Place a pan over medium heat. Add olive oil, cumin seeds, bay leaf, and cardamom, and saute for 30 seconds.
½ teaspoon cumin seeds, 2 green cardamom, 2 teaspoon olive oil, 1 bay leaf
Add sliced red onion, ginger, garlic, and sauté for 1 minute. Cook until the onions are lightly browned.
1 onion, 1 teaspoon ginger, 2 garlic cloves
Add tomatoes, salt, and diced potatoes and continue to cook over medium flame for 2-3 minutes. (cover it with a lid)
2 tomatoes, 1½ cup red potatoes
Add the tomato paste, all the spices, and 2 cups of water. Stir and cook for 5 minutes.

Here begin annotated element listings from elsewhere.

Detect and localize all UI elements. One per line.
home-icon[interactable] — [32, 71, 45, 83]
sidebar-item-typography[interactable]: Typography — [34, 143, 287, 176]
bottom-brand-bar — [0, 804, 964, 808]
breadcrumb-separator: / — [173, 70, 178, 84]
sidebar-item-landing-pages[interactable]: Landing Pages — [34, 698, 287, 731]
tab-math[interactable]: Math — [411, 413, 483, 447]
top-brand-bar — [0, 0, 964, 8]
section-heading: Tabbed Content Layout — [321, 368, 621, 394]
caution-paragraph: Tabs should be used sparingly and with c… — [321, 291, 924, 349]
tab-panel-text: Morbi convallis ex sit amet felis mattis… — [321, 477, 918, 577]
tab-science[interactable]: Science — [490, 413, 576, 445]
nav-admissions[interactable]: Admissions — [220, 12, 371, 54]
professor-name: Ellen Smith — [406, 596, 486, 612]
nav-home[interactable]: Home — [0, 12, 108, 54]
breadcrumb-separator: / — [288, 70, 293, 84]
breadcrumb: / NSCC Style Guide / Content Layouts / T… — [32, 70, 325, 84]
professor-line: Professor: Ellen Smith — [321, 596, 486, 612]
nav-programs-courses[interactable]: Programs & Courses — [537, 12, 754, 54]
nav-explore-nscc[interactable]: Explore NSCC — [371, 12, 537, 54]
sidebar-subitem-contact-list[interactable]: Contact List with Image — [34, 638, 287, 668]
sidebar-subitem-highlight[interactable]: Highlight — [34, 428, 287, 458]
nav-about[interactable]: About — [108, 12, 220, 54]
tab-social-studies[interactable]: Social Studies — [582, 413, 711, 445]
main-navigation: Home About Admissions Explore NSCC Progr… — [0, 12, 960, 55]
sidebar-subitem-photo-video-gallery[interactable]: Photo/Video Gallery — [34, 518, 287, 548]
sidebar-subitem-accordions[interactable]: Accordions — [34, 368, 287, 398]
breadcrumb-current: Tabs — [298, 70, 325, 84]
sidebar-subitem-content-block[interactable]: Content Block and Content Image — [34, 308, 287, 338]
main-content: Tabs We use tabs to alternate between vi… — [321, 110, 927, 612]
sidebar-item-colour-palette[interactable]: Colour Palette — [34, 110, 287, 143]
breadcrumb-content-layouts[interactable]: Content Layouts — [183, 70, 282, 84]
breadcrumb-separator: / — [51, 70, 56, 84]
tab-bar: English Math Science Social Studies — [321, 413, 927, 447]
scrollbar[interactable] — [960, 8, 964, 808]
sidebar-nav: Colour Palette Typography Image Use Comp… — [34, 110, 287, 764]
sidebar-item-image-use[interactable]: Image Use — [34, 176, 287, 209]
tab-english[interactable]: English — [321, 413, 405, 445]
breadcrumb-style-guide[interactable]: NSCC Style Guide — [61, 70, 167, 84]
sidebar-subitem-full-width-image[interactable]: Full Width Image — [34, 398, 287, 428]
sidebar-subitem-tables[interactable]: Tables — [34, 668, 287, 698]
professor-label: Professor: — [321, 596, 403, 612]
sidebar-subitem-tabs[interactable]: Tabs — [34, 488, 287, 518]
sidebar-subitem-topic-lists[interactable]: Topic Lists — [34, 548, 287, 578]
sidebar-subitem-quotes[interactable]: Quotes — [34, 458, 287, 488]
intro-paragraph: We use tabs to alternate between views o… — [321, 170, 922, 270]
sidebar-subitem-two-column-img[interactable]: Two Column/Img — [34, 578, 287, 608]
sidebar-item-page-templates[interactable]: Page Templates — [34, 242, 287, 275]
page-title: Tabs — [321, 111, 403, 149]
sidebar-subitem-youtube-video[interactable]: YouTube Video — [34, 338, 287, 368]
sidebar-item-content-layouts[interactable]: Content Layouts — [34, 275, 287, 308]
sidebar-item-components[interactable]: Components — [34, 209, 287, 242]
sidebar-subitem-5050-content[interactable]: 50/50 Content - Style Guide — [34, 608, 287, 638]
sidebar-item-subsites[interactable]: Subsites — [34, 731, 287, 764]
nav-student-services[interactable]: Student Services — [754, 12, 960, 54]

¾ teaspoon garam masala powder, ½ teaspoon cayenne pepper, ¼ teaspoon turmeric powder, 2 tablespoon tomato paste, pinch of black pepper powder
Add the chickpeas(drained and rinsed), stir, and cook for 5 minutes more.
29 oz chickpea
Add kasuri methi and adjust the spices to your liking.
½ teaspoon kasuri methi
Garnish with fresh cilantro leaves and serve hot over basmati rice or naan bread. Enjoy!